Four scientists working in a small laboratory

Small research teams are more likely to publish papers that pose new ideas, as opposed to elaborating on existing questions.Credit: Keith Brofsky/Getty

Modern science is big, and author lists are growing. The celebrated 2015 paper estimating the Higgs boson’s mass had a record-breaking 5,154 authors. And the number of papers with more than 1,000 authors has surged.

At the other end of the scale, single-author papers are scarce — almost non-existent in some fields. In an ecology journal, for instance, they dropped from 60% of publications in the 1960s, to just 4% over the past decade (J. Barlow et al. J. Appl. Ecol. 55, 1–4; 2018). And the average number of authors per paper rose from 3.8 in 2007 to 4.5 in 2011.

There are many reasons underlying the shift, including the enormous growth of the scientific community and the increasing amount of evidence presented in a single paper. But what are the consequences? Is the nature of research changing as larger teams are doing the work?

The authors of a paper in Nature this week tried to find out, by examining the “disruptiveness” of papers published over the past half a century (L. Wu et al. Nature https://doi.org/10.1038/s41586-019-0941-9; 2019). They measured the disruptiveness of a paper by looking closely at the citations it accrues: an article was considered to have posed a new idea, as opposed to solving or elaborating on existing questions, when the papers that cite it did not also cite many of its references.

The researchers found that, by this metric, teams containing fewer than five people tend to produce more disruptive work, whereas larger teams generate more incremental or consolidatory work.
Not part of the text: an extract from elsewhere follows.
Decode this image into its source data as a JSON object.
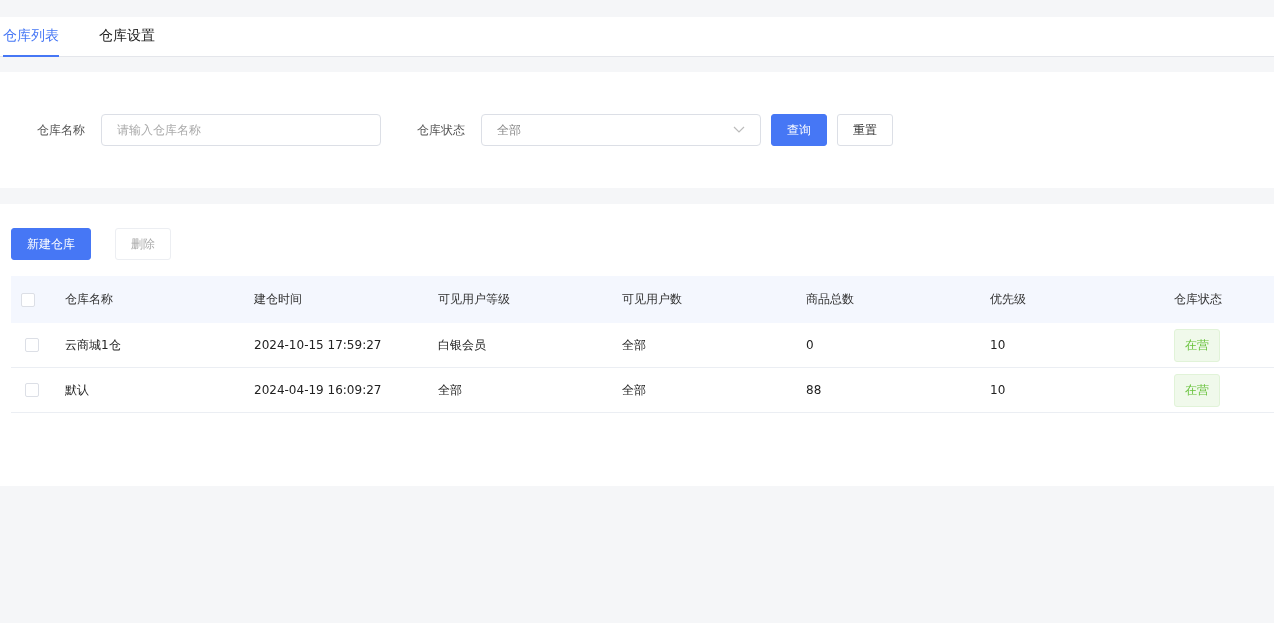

This held true for papers, patents and code, and across fields and time. This makes sense — large teams can marshal technical expertise and resources to tackle well-defined problems, but might be less likely to conceive unconventional ideas or be nimble enough to pursue them.

The effect appears to arise as a result of team dynamics, rather than through qualitative differences between individuals in different-sized teams. The authors showed that the same person tends to produce more disruptive work when working in smaller teams than in larger ones.

So is research becoming more mundane as the teams grow? Are genuinely new ideas being squelched by group-think? That seems unlikely: scientific advance comes in many forms, and research needs both disruption and consolidation, from small teams and large. The future health of the research ecosystem depends on a diverse range of team sizes. Research funders and policymakers should take note.